As a part of this alliance, India Post Payments Bank will provide lead referral services to Mahindra Finance for passenger vehicles, three-wheelers, tractors, and commercial vehicle loan categories and provide cash EMI deposit facility to existing Mahindra Finance customers at post offices.
Mahindra Lifespace is a real estate and infrastructure development company and a wholly owned subsidiary of Mahindra Group. The company, along with its subsidiaries, is engaged in the development of residential projects and large-format developments such as integrated cities and industrial clusters.
After reaching an all-time high of ₹550.8 apiece in September last year, shares of Mahindra Lifespace have witnessed some selling pressure and are down 34.72% to date. However, in the last one year, the stock produced a return of 35.07%.
On the back of steady progress in project additions over the last two years and timely launches, MLDL achieved the highest-ever pre-sales of ₹10 billion in FY22.
Further, continued traction in maintenance sales and a strong response to recent launches in Bengaluru (Eden, Kanakapura) and Luminare, Gurugram, enabled the company to cross Rs. 10 billion in bookings in 1HFY23, brokerage firm Motilal Oswal said.

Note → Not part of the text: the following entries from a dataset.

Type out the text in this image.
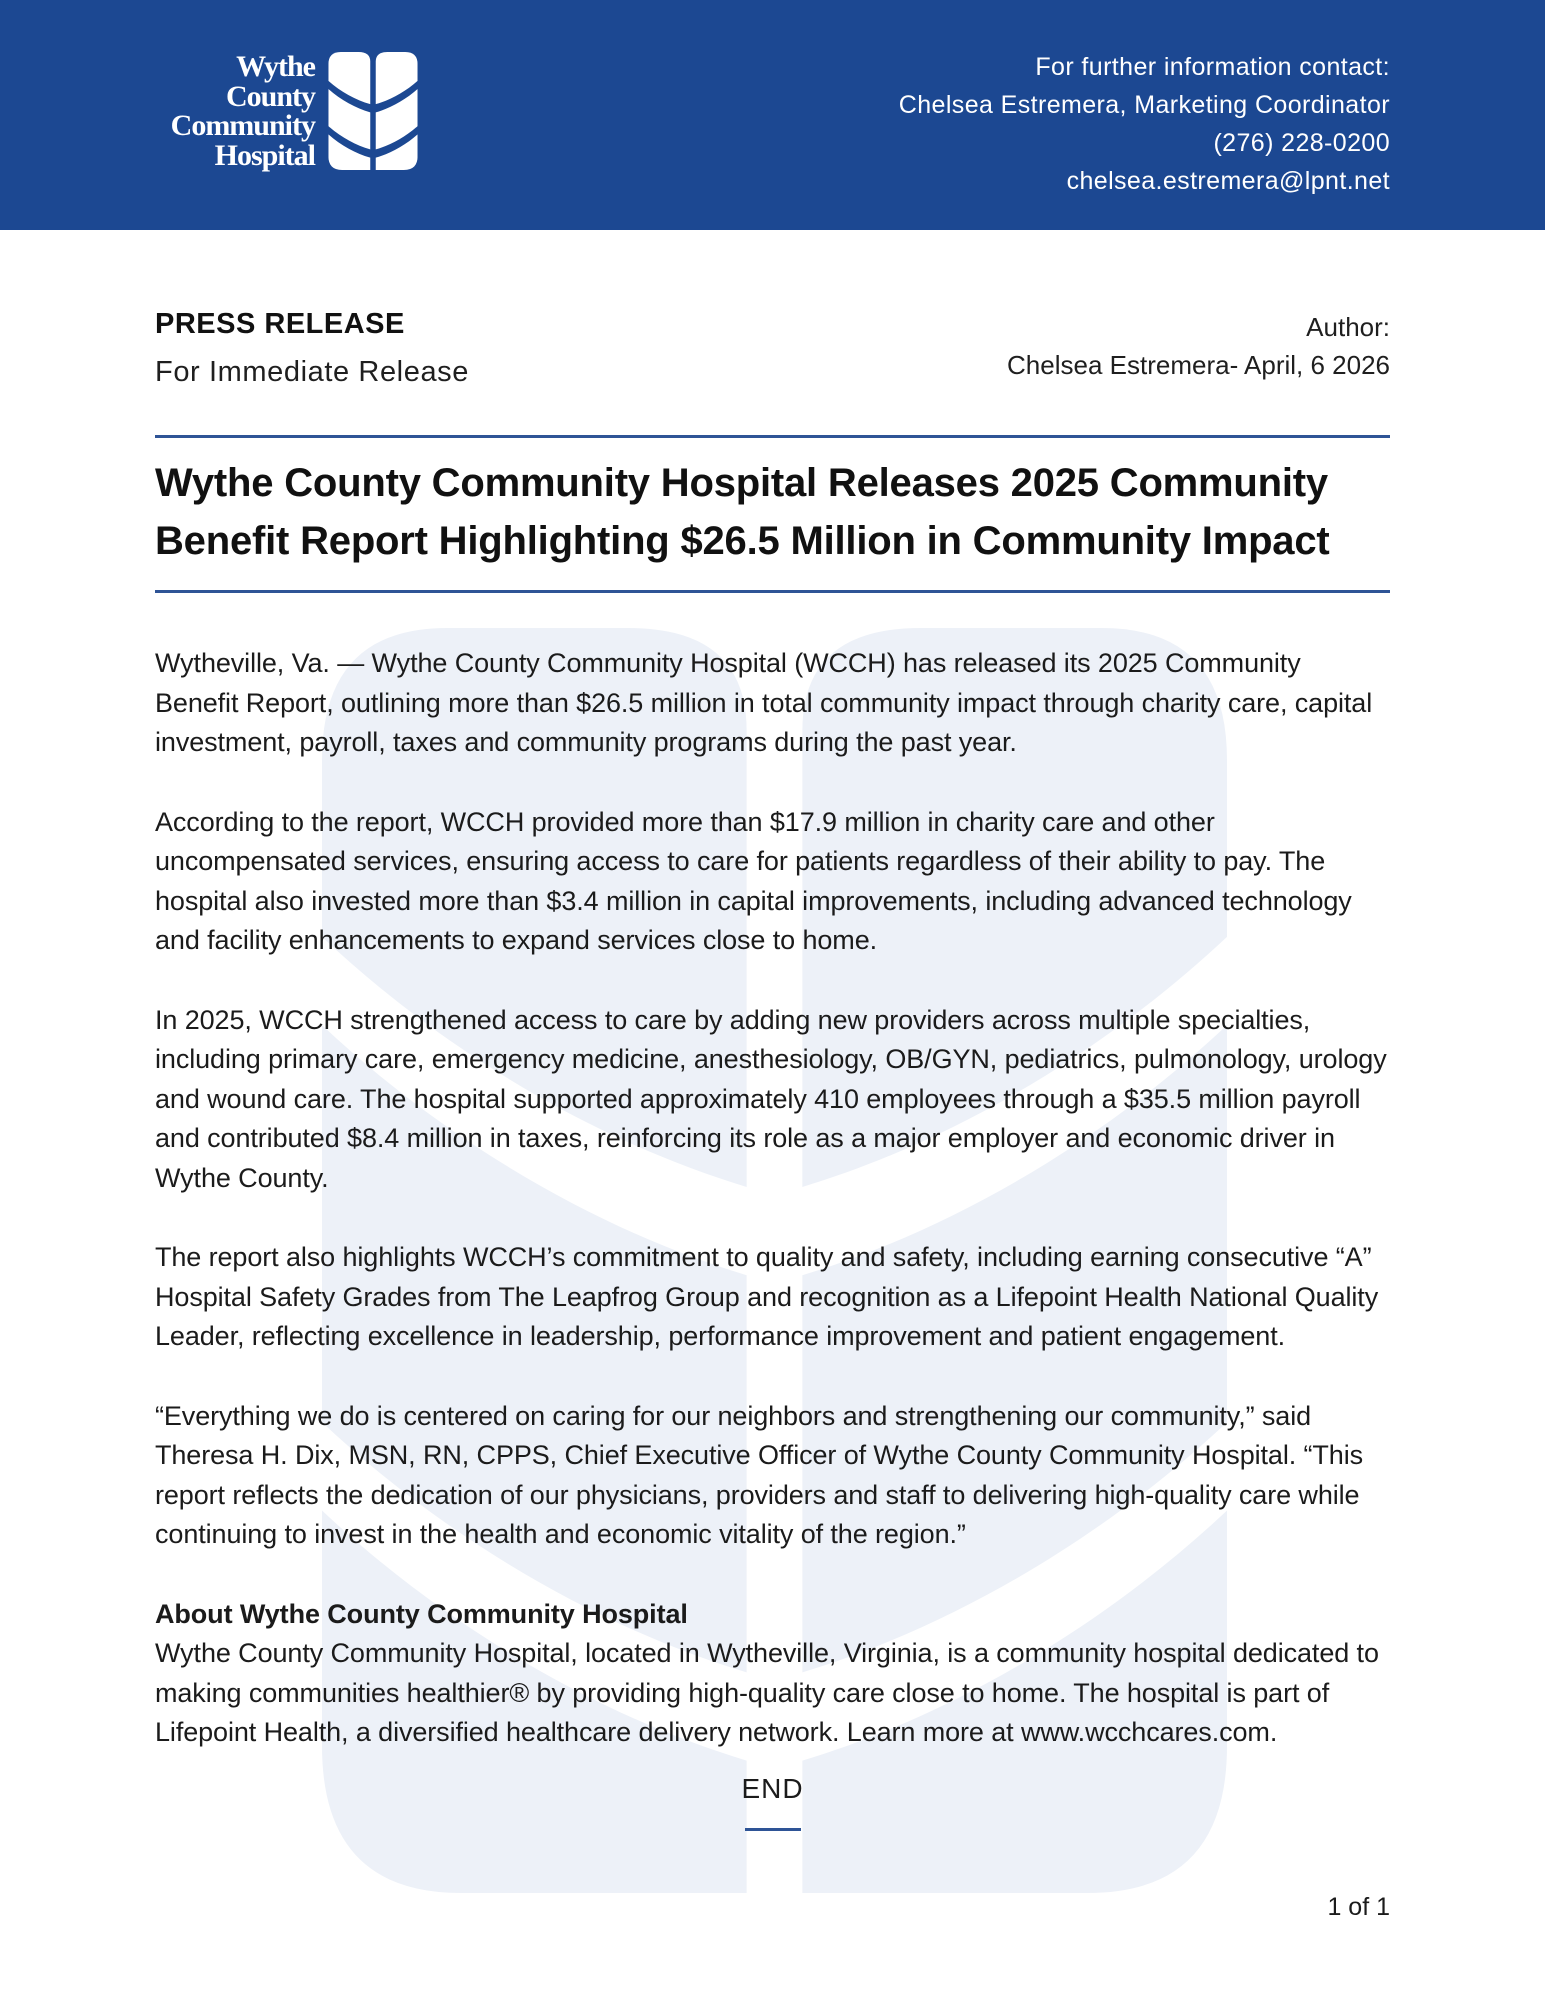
Wythe
County
Community
Hospital
For further information contact:
Chelsea Estremera, Marketing Coordinator
(276) 228-0200
chelsea.estremera@lpnt.net
PRESS RELEASE
For Immediate Release
Author:
Chelsea Estremera- April, 6 2026
Wythe County Community Hospital Releases 2025 Community Benefit Report Highlighting $26.5 Million in Community Impact

Wytheville, Va. — Wythe County Community Hospital (WCCH) has released its 2025 Community Benefit Report, outlining more than $26.5 million in total community impact through charity care, capital investment, payroll, taxes and community programs during the past year.

According to the report, WCCH provided more than $17.9 million in charity care and other uncompensated services, ensuring access to care for patients regardless of their ability to pay. The hospital also invested more than $3.4 million in capital improvements, including advanced technology and facility enhancements to expand services close to home.

In 2025, WCCH strengthened access to care by adding new providers across multiple specialties, including primary care, emergency medicine, anesthesiology, OB/GYN, pediatrics, pulmonology, urology and wound care. The hospital supported approximately 410 employees through a $35.5 million payroll and contributed $8.4 million in taxes, reinforcing its role as a major employer and economic driver in Wythe County.

The report also highlights WCCH’s commitment to quality and safety, including earning consecutive “A” Hospital Safety Grades from The Leapfrog Group and recognition as a Lifepoint Health National Quality Leader, reflecting excellence in leadership, performance improvement and patient engagement.

“Everything we do is centered on caring for our neighbors and strengthening our community,” said Theresa H. Dix, MSN, RN, CPPS, Chief Executive Officer of Wythe County Community Hospital. “This report reflects the dedication of our physicians, providers and staff to delivering high-quality care while continuing to invest in the health and economic vitality of the region.”

About Wythe County Community Hospital

Wythe County Community Hospital, located in Wytheville, Virginia, is a community hospital dedicated to making communities healthier® by providing high-quality care close to home. The hospital is part of Lifepoint Health, a diversified healthcare delivery network. Learn more at www.wcchcares.com.

END
1 of 1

The brokerage stated that the company's sales visibility in 2HFY23 will remain strong, as MLDL currently has inventory worth Rs. 12 billion and will launch a 2 million-square-foot project with a value potential of Rs. 13 billion.
Motilal Oswal has reiterated its "buy" rating on the stock with a target price of ₹550 per share.
Mahindra Holidays & Resorts
Mahindra Holidays & Resorts was another big mover among Mahindra group listed companies. Over the last one year, the stock has returned nearly 30.64%, spiking from ₹202 apiece to 263.90.
The stock's 52-week low and high levels were Rs. 195 apiece and Rs. 313.6 apiece, respectively. Taking Friday's closing price of ₹263.90 into account, it has risen 35.33% from its 52-week low.
The solid performance of the stock was attributed to a significant rebound in the Indian hotel business, which has returned to pre-Covid levels as a result of factors such as the resurgence of domestic and international tourism, the restart of international flights, the recovery in business travel, and improving leisure and wedding demand.
Disclaimer: The views and recommendations made above are those of individual analysts or broking companies, and not of MintGenie.